Trattandosi di un deficit fortemente influenzato dall’ambiente educativo, per l’avvio di un trattamento per il disturbo della condotta sarà poi necessario che gli adulti di riferimento si rendano disponibili a condividere strategie, mettendo anche in discussione le modalità con cui si sono relazionati al bambino fino a quel momento. Si tratta, in questo caso, di un “trattamento multisistemico”, che focalizza l’intervento sull’adolescente, sulla famiglia, sulla scuola e sul gruppo dei pari.

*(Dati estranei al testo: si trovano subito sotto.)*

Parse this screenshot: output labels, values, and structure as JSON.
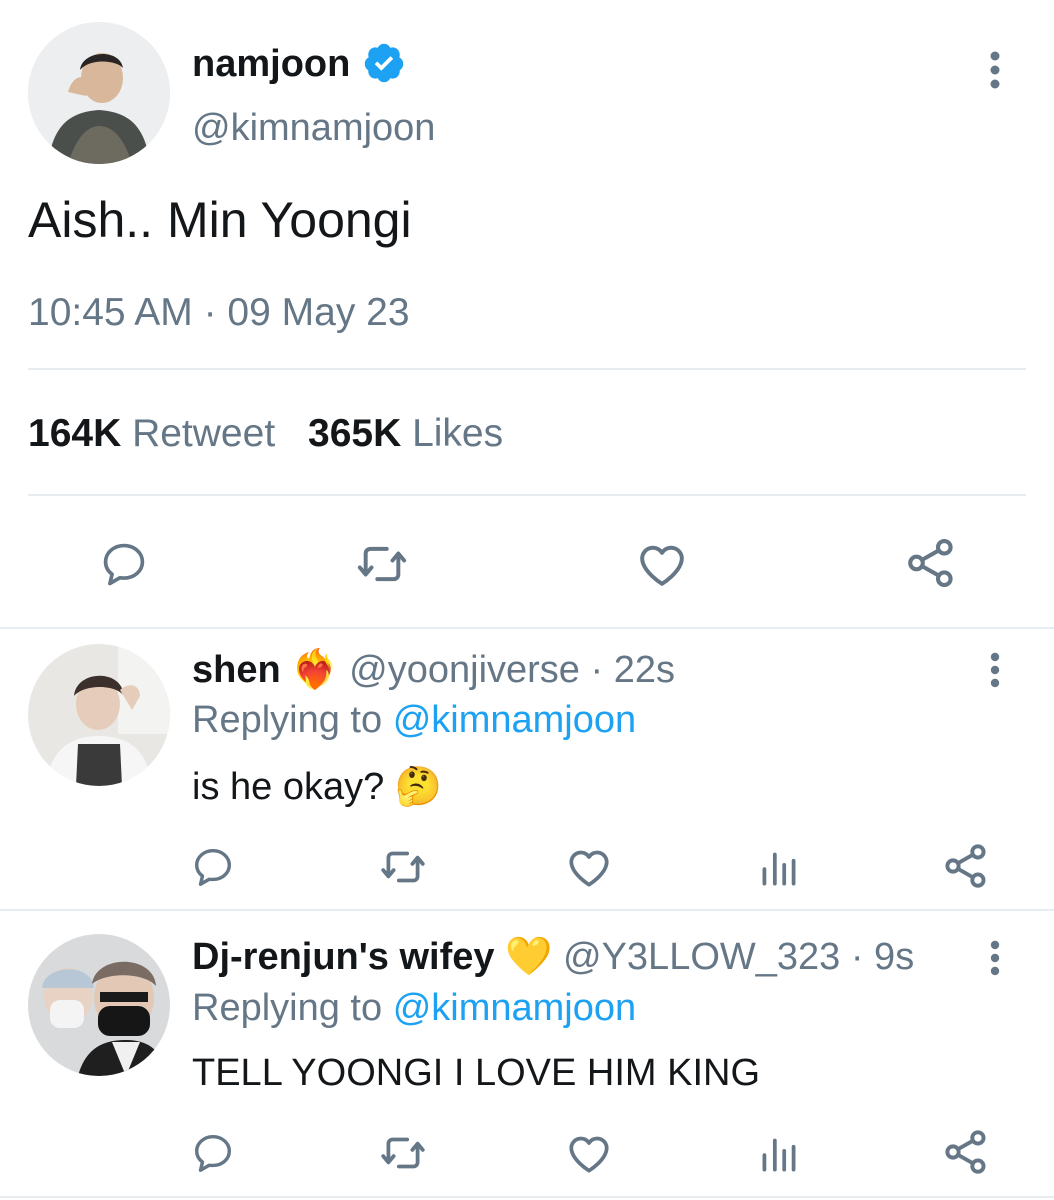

Altro intervento per il disturbo della condotta riguarda gli insegnanti. Sia che nel gruppo classe si trovi un bambino con diagnosi di disturbo della condotta, oppure un bambino che non ha ancora terminato l’iter, è sempre bene unire l’aspetto formale (l’elaborazione di un PDP che sostenga e delinei l’intervento educativo e didattico) con quello educativo: il suggerimento è quello di parlare al ragazzo con un tono di voce calmo e non aggressivo anche di fronte a eventuali comportamenti provocatori di quest’ultimo, evitando di far ricorso a minacce di punizioni o note, sempre inutili di fronte a situazioni educative fragili.
Dal punto di vista della comunità di classe, infine, è certamente utile dedicare tempo e spazio alla creazione di percorsi adatti allo sviluppo degli aspetti emotivi ed empatici, fondamentali per costruire un clima di ascolto, rispetto e reciprocità di cui il ragazzo in difficoltà ha bisogno, sia per un contenimento personale sia come esempio di differente modello relazionale rispetto a quelli a cui è stato è stato abituato nel corso della sua crescita.